The next time you stop at your local grocery store, I want you to take a mental note of something for me. How many times do you see the word, "skinny" on a product? Off the top of my head, I can think of "think thin" bars, skinny pop popcorn, skinnylicious meals, skinny lip balm, and skinny water. Think about that for a minute. IT'S WATER. Why would you need "skinny" on water or lip balm or anything not food-related? They didn't say "healthy." They said "skinny." That's because your brain quickly associates the word skinny as desirable, and you are more likely to buy said product. Companies that lead with this strategy know that word association can play a huge part in picking products, and they;re willing to bet on you to uphold the standard they've set.

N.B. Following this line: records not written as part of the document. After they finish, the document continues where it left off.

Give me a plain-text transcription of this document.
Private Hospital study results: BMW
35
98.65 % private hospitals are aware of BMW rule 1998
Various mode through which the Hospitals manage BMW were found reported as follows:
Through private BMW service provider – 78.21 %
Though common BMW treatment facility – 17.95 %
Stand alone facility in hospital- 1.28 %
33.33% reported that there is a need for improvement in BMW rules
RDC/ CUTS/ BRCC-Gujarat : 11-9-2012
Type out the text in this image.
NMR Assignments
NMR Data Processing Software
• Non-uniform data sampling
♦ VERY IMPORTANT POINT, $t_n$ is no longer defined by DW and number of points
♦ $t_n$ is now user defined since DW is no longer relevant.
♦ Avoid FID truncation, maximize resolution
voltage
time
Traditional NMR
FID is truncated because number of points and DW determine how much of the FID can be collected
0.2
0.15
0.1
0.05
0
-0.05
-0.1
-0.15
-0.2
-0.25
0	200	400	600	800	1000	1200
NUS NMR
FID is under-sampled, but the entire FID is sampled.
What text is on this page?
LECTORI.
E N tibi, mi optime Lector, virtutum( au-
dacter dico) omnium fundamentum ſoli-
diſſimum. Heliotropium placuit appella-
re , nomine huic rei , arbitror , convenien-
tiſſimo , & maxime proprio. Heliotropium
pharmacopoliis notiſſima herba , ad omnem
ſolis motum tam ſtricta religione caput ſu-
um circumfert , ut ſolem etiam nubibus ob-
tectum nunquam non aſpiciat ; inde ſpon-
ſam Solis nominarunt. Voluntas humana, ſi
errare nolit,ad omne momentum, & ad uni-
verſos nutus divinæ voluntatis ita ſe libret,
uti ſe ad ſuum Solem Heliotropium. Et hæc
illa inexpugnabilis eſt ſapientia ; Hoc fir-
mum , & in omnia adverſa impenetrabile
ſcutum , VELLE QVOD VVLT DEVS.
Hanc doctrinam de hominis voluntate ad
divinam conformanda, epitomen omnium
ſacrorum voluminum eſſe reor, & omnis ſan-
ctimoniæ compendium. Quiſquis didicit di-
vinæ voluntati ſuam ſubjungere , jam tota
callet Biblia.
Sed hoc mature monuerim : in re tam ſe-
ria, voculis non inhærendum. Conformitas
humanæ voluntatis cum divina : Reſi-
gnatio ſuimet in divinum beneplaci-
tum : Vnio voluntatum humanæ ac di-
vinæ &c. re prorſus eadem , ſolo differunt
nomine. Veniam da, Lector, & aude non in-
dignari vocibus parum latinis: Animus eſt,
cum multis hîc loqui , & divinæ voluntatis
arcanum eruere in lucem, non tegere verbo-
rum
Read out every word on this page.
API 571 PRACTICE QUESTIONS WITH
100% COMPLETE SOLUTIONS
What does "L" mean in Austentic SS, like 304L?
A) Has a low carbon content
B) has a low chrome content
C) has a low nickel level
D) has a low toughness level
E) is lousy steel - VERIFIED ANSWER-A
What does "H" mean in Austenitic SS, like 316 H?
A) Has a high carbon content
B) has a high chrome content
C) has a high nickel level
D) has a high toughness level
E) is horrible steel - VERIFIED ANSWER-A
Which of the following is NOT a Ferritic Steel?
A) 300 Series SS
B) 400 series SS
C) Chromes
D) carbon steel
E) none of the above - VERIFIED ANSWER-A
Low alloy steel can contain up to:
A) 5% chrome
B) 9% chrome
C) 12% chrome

Understanding that skinny and fat are simply descriptors and nothing more is one of the most important steps to developing a healthier body image and personal relationship to food. Health looks different on everyone, and someone who is fat can be healthy while someone skinny can be incredibly unhealthy. The point is, you don't know just by looking at a person. Everybody wants to stand out until they actually do, and then they want to know where they fit into. Breaking apart the concept that skinnier people are automatically healthier, happier, more successful, or desirable is just as important as breaking apart the idea that fat people are lazy and less worthwhile.

I'd like to get to the point where "skinny" and "fat" are really just words. I'd like to see the day when skinny isn't a compliment and fat a nasty insult. By better understanding the lens with which we look at the world around us, we can make more educated, conscious choices. The culture will not change over night, and there will always be someone waiting to sell you an insecurity, but our best medicine is to be informed, and to apply what we learn in any small way we can. After all, change starts with you.